Differential Equations for Feynman Graph Amplitudes

TL;DR

This paper introduces a method using differential equations derived from integration by parts to evaluate Feynman graph amplitudes, enabling both numerical and analytical analysis of these integrals.

Contribution

It presents a novel approach to derive linear differential equations for master integrals, enhancing the evaluation and understanding of Feynman amplitudes.

Findings

Applied to one-loop self-mass amplitude with explicit expansions

Derived differential equations useful for numerical evaluation

Discussed extension to multi-loop, multi-point amplitudes

Abstract

It is by now well established that, by means of the integration by part identities, all the integrals occurring in the evaluation of a Feynman graph of given topology can be expressed in terms of a few independent master integrals.

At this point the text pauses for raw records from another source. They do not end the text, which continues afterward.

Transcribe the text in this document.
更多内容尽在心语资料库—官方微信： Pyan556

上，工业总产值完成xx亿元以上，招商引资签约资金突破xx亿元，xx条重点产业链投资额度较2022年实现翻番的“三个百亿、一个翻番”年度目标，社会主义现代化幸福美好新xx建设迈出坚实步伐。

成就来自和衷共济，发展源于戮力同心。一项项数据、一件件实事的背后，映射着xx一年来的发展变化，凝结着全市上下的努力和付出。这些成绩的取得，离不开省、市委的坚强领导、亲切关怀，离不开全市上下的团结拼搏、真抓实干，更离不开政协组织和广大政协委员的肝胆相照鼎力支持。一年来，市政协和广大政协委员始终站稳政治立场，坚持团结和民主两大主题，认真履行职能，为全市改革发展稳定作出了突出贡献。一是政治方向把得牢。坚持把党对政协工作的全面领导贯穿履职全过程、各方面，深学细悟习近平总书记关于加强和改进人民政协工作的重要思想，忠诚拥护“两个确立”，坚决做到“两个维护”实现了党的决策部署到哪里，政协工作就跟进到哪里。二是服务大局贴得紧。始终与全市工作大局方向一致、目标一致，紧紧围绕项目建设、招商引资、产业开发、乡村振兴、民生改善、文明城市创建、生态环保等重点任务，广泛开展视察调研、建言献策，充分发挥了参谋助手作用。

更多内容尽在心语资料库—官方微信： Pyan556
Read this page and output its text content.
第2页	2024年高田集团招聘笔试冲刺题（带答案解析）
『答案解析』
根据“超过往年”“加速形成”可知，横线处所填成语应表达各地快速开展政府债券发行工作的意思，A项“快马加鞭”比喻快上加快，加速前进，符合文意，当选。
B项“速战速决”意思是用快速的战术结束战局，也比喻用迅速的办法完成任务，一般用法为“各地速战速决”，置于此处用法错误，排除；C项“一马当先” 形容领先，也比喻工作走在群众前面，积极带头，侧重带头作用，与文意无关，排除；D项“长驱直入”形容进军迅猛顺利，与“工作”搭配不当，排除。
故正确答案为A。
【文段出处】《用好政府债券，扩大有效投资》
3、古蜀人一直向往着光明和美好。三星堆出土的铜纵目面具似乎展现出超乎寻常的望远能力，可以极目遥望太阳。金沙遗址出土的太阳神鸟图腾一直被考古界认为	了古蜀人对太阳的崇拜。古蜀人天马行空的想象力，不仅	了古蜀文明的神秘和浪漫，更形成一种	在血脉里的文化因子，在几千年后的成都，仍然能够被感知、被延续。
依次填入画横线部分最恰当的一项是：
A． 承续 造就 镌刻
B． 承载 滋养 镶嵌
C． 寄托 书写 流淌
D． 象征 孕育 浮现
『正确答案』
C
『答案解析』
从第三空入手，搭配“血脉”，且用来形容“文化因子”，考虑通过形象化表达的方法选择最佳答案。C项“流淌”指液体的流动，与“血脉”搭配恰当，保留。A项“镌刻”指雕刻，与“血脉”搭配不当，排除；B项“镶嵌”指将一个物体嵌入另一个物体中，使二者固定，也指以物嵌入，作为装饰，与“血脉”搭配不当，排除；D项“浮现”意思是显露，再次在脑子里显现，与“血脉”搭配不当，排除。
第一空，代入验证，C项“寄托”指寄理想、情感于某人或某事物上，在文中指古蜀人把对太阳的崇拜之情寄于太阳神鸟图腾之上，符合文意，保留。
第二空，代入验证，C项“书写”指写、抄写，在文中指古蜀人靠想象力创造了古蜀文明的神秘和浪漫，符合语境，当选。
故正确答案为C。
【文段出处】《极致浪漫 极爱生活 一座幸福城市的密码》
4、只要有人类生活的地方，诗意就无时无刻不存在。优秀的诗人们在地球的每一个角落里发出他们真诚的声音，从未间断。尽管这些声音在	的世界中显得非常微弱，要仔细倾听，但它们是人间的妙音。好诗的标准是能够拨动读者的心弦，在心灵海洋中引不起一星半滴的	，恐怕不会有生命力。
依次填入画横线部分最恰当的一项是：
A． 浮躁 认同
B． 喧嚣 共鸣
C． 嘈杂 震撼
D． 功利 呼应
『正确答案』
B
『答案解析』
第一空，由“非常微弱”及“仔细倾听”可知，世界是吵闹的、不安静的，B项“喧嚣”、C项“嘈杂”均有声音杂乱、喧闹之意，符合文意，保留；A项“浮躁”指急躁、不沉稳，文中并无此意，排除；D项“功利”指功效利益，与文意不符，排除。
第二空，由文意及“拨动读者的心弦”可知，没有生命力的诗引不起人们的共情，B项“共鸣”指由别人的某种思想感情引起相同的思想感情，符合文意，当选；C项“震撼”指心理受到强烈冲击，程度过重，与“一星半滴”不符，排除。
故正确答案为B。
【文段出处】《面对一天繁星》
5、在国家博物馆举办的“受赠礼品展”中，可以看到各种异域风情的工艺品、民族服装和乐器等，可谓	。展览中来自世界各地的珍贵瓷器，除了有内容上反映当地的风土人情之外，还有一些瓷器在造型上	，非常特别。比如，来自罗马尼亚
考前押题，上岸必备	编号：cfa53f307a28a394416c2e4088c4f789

It is shown in this paper that the integration by part identities can be further used for obtaining a linear system of first order differential equations for the master integrals themselves. The equations can then be used for the numerical evaluation of the amplitudes as well as for investigating their analytic properties, such as the asymptotic and threshold behaviours and the corresponding expansions (and for analytic integration purposes, when possible). The new method is illustrated through its somewhat detailed application to the case of the one loop self-mass amplitude, by explicitly working out expansions and quadrature formulas, both in arbitrary continuous dimension n and in the n \to 4 limit. It is then shortly discussed which features of the new method are expected to work in the more general case of multi-point, multi-loop amplitudes.